One of the early choices every 2020 Democratic presidential contender will face is how to react the first time the audience at a campaign event breaks into the chant “Lock him up.”
That day likely isn’t far away now that prosecutors from the Southern District of New York, in Donald Trump’s own Justice Department, have formally implicated the president in two violations of campaign-finance law by Michael Cohen, his former attorney and fixer, who was sentenced to three years in jail on Wednesday.
Those allegations against Trump could add an extraordinary element of volatility to a 2020 presidential election that already looks poised to produce astronomical levels of both voter turnout and political polarization. The charges mean that, along with all the other combustible issues surrounding Trump’s presidency, another stark question could now be on the ballot in 2020: Does Trump face the risk of prosecution after he leaves the White House for actions he took to win the presidency?
Read: A lot of people want Bernie Sanders to run in 2020.

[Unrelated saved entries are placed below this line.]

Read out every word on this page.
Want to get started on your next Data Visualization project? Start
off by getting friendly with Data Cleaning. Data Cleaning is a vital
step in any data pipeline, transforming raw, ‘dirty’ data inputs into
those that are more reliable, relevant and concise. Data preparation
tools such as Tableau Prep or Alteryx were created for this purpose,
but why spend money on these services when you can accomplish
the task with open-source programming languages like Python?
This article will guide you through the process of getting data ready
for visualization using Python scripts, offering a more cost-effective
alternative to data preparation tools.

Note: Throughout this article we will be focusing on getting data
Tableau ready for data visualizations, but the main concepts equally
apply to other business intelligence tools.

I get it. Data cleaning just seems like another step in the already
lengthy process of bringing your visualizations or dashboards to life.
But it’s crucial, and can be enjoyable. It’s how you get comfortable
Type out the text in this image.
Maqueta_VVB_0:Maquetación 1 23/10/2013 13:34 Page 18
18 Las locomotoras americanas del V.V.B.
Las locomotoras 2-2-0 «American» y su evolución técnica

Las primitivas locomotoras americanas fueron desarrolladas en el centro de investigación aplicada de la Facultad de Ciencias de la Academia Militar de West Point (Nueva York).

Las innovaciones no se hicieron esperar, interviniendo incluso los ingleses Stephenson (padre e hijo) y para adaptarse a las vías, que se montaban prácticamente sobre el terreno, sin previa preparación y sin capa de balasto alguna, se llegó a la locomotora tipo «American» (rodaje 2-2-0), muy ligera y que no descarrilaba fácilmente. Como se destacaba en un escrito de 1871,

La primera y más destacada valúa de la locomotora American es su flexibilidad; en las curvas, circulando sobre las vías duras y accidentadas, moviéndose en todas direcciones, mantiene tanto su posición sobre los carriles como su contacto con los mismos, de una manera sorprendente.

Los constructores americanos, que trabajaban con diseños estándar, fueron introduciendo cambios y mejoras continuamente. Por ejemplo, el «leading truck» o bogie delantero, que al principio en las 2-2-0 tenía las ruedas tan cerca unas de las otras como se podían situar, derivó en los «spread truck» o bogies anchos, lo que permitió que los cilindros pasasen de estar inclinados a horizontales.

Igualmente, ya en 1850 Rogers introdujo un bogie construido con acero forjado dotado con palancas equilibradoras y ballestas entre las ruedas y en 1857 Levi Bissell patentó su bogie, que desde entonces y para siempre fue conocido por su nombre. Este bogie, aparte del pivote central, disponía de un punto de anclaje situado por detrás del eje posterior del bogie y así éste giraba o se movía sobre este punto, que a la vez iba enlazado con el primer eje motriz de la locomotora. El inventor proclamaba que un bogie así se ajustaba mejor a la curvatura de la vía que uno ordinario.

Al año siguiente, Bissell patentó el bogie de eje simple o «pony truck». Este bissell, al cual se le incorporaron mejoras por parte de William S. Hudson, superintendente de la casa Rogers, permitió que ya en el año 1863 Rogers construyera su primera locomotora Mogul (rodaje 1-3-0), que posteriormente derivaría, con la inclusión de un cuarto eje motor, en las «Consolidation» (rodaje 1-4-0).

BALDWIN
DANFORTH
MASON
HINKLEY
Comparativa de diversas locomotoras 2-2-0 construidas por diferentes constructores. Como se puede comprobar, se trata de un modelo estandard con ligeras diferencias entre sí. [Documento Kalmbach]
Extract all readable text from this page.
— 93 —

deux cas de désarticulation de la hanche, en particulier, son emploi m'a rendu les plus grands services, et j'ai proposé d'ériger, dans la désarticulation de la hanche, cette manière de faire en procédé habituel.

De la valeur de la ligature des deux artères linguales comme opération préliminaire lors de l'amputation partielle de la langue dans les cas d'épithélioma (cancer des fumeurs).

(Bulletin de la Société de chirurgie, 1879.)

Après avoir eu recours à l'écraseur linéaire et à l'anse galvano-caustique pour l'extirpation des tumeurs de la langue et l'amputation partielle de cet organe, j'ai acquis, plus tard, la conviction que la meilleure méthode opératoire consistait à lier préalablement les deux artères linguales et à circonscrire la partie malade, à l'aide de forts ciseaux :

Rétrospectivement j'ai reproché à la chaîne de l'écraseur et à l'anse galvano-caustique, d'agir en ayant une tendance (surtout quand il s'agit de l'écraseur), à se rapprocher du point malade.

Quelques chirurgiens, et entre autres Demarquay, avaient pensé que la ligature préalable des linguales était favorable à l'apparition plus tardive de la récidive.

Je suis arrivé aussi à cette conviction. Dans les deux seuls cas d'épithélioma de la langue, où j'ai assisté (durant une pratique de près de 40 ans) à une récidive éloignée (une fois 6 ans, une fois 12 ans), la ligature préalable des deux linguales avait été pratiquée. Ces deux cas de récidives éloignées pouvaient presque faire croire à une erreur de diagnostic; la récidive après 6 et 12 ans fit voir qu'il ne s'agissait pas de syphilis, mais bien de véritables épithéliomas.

Two factors are converging to ignite that debate. The first is the legal threat against Trump. In court documents last week, Cohen acknowledged his role in a 2016 plan to silence Stormy Daniels and Karen McDougal, the porn star and the former Playboy model who claimed to have had affairs with Trump, through undisclosed large payments that amounted to illegal campaign contributions. In those actions, prosecutors wrote, Cohen “acted in coordination with and at the direction of” what the documents called “Individual-1,” meaning Trump. Compounding Trump’s jeopardy, on Wednesday the publisher of the National Enquirer acknowledged that it had paid off McDougal in coordination with Trump’s campaign.